Factor in the home-state advantage and Stricker clearly is one of the favorites to hoist the trophy for a second time in four years.
“What Steve is doing right now is special, no question about it,” said Kelly, a longtime rival and friend. “He is at the top of his game, and I'm sure he's looking at it going, ‘If I would have made that putt, that putt, that putt, I would have won by 12 instead of six.’ That's the way we all think. But he is really firing on all parts of his game.”
Stricker will have his wife, Nicki, on the bag. She caddied when Stricker won this title in 2019 at the Warren Course at Notre Dame in South Bend, Ind.
“Obviously, I'm feeling pressure this week,” said Stricker about trying to win in Wisconsin. “I want to play well. I want to compete and try to have the opportunity to win.”

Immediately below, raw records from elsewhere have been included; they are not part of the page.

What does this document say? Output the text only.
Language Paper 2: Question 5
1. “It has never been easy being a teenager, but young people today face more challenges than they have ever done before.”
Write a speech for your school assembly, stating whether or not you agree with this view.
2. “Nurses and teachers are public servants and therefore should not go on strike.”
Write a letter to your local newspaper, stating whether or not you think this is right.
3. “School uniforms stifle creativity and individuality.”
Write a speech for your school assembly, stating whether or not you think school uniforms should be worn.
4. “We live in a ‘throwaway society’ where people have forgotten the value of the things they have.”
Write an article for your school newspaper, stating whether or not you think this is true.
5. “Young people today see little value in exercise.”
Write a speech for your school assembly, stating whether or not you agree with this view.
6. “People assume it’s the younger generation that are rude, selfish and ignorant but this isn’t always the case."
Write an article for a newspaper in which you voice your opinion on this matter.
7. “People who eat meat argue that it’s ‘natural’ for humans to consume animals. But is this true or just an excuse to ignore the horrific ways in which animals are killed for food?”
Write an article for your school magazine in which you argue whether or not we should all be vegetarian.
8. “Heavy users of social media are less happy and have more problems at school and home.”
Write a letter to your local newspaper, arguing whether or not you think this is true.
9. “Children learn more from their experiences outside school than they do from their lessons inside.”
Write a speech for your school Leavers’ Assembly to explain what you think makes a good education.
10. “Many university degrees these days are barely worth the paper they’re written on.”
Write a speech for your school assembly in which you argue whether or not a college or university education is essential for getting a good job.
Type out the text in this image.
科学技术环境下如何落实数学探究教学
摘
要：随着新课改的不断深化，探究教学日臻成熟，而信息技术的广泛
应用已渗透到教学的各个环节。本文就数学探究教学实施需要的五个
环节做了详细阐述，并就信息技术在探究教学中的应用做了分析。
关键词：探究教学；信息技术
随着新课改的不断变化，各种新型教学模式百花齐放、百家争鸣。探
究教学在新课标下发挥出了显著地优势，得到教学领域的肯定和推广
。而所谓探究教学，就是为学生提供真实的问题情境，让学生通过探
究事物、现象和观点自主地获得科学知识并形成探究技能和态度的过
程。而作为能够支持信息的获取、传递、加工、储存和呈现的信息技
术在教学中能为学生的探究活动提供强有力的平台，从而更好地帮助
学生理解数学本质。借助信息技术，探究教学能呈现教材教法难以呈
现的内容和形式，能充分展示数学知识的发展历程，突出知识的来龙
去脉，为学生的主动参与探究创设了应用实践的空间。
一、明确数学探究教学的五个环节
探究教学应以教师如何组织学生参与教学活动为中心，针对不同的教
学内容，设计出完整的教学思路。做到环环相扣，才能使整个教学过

Lost in all the Stricker and Wisconsin talk is the guy who won the title in 2022 in his first year of eligibility: Padraig Harrington. The Irishman arrives at SentryWorld fresh off a win last week in the Dick’s Sporting Goods Open in Endicott, N.Y., which included a second-nine 28 on Sunday.
Harrington, 51, also made the cut in the U.S. Open two weeks ago at The Los Angeles Country Club, tying for 27th.
A year ago at Saucon Valley Country Club in Bethlehem, Pa., Harrington held off a Sunday charge by Stricker to post a one-stroke victory. Now he’ll look to become just the fourth back-to-back champion and first since Allen Doyle in 2005-06.
With the thick rough and tight, tree-lined fairways, one of the longest hitters on the senior circuit will find a course quite similar to that of Oak Hill in Rochester, N.Y., which he played in May at the PGA Championship (T-50).
“There are advantages on the golf course,” said Harrington. “But like a lot of times with golf, even if you have an advantage, you still have to play the best golf. If I play to my strengths, great, I'll be right there at the top of the leader board. But if I don't play to my strengths, then it just won’t work out.”
When the U.S. Senior Open competitors arrive at the par-3 16th at SentryWorld, they will notice some of the prettiest non-oceanfront scenery in the game. Called the Flower Hole, it is the course’s signature hole as more than 30,000 annuals are planted each spring by the maintenance staff.
The players, however, will have to mentally block out the aesthetics and focus on finding the green as the 16th measures 202 yards on the scorecard.
Players who happen to find the flowers won’t have to fret. They will be required to take mandatory free relief without suffering a penalty stroke.
No matter what happens on the hole, hopefully the players will find a moment to stop and smell the flowers.